The math compounds quickly. You models a scenario where Anthropic and OpenAI start at 20 percent of global compute and grow 33 percent faster than the rest of the industry each year. Under those assumptions they would hold roughly 80 percent of global AI compute within five years. At that point, continued capability scaling would require the overall compute buildout to keep accelerating, not just the labs’ share of an existing base.

That is where the bear case enters. Global AI capital expenditure is approaching $1 trillion per year, per the Epoch AI analysis. Hyperscalers are growing their capex at roughly 70 percent per year and guiding similar rates for 2026, but sustaining that trajectory well beyond this year would require economic conditions that do not currently exist. You puts it plainly: once the frontier labs have absorbed most of the available compute, further growth in model capabilities at the current rate would require a dramatic economic transformation, meaning AI itself driving enough productivity growth to justify a multi-trillion-dollar annual compute budget.

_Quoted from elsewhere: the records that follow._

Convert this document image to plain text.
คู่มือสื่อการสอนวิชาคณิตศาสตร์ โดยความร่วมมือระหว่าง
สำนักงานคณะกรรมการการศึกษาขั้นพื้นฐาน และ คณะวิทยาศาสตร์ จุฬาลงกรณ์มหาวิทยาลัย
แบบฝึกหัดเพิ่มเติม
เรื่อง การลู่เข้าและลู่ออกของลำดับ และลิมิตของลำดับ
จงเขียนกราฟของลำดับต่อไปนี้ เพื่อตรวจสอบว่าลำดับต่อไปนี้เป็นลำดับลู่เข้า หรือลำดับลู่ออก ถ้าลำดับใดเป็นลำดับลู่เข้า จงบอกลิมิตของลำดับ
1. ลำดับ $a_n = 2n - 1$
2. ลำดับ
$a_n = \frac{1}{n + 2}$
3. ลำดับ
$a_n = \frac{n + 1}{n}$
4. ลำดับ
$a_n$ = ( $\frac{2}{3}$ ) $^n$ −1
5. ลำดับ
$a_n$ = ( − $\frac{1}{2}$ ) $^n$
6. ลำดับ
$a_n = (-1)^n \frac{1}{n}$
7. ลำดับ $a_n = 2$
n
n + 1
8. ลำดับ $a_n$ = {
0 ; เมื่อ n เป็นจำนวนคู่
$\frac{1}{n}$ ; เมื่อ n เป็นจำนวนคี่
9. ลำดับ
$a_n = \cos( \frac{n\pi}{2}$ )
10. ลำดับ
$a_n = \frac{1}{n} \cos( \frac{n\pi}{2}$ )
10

Neither conclusion is inevitable, and Epoch AI is careful to frame these as scenarios, not forecasts. Two skeptical notes deserve weight. First, the concentration scenario assumes the current revenue trajectory persists, and the recent growth rates are extraordinary enough that extrapolation is suspect. Second, the economic-transformation threshold is analytically fuzzy. It depends on how much of the compute buildout non-frontier uses absorb, including open-weight inference, recommendation systems, and biological modeling, which the analysis does not fully resolve.

What is concrete, and what matters for near-term planning, is that even flat capex does not mean flat capability. Chips keep improving in price and energy efficiency. A fixed annual budget buys more H100-equivalent compute every year. A plateau in capital spending would slow the growth rate, but the installed compute base would keep expanding, and training runs and research would continue. The competitive dynamics shift when capex plateaus, because labs with larger existing fleets keep a structural advantage over challengers building from scratch.

For operators making infrastructure bets or model-roadmap decisions for 2027, the Epoch AI framing implies a specific risk. Planning around a continuation of the 2023 to 2025 capability curve assumes capex acceleration continues beyond 2026, and that assumption carries more uncertainty now than it did eighteen months ago. Teams that need a specific capability level to ship a product should pressure-test whether that capability arrives on the current curve or only on an accelerated one.

Analysis by Josh You, published by Epoch AI on 2026-05-21.